In the case of Pittsburgh Steelers defensive line coach John Mitchell, he has that sort of player at his disposal for years now in defensive end Cameron Heyward, who in his seventh season in the league is playing arguably the best football of his career.
A first-round draft pick at the 31st spot in the 2011 NFL Draft, Heyward had both the blessing and curse of having to wait his turn for a starting spot. In fact, he did not move into the starting lineup until the second quarter of his third season in the league.
That was largely due simply to the fact that he spent his career playing behind Aaron Smith, Brett Keisel, and Ziggy Hood. Many did argue at the time that he should have been starting over Hood sooner, and in hindsight, that is certainly the case, but this is the story as it unfolded.
Sure, even though he may have had football in his family, and he came from Ohio State, a college program that runs a defense more similar than most to Pittsburgh’s, Heyward came into the league needing some refining. There are few who are able to step in and dominate right away.
But the team knew what they had and how that would aid him in becoming what he has today. They had the coach they needed to teach him in Mitchell, and they had the players around him, like Smith, Keisel, and, yes, Hood, to push him and show him how to do things on the field.
He took those lessons to heart and is today what Smith and Keisel were for Mitchell a decade or so ago. And in many ways, even more so. He is the Steelers’ defensive captain, a recognition neither of the others ever received.
One thing he lacks that the others had, though—other than a Super Bowl ring or two—is a Pro Bowl. Each of his predecessors made it. This year is Heyward’s best opportunity to crack through, provided that he has a strong finish to the season to maintain what he has been doing all year.

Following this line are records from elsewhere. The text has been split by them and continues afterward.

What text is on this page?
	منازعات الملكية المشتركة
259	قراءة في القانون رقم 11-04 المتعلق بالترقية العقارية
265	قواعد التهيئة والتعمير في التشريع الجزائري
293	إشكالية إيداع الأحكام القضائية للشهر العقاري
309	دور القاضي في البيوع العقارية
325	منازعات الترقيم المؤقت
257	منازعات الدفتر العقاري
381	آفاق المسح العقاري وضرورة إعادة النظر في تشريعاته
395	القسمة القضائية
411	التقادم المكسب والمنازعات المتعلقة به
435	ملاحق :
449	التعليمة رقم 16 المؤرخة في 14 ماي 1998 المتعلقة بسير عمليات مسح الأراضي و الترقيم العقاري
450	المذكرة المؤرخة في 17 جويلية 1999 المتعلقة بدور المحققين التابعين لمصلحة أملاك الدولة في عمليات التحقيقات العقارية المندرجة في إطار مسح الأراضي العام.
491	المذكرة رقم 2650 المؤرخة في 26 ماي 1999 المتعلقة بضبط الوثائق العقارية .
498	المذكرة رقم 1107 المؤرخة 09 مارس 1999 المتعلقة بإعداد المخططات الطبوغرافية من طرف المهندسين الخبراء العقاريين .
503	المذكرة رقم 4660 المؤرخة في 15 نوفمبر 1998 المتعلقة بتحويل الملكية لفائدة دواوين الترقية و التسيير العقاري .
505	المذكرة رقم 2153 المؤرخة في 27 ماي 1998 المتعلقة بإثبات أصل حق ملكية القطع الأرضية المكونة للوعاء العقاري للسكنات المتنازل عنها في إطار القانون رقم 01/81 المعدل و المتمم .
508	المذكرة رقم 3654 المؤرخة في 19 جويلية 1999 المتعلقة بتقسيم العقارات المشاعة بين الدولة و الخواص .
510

In spite of his high level of productivity, Mitchell appreciates most about Heyward the fact that he is not what he would call a selfish player. “Cam is not like that”, he said. “Cam wants to win. He doesn’t care if his number is called or not”.
While Heyward is, around the league, arguably one of the better 3-4 defensive ends in the league, he is and has become so much more than just a defensive starter for this team. He is more than just a leader, even, and is a core part of their heart and soul. He embodies every value the Rooney Family and Mike Tomlin could hope to instill in their players as both athletes and men.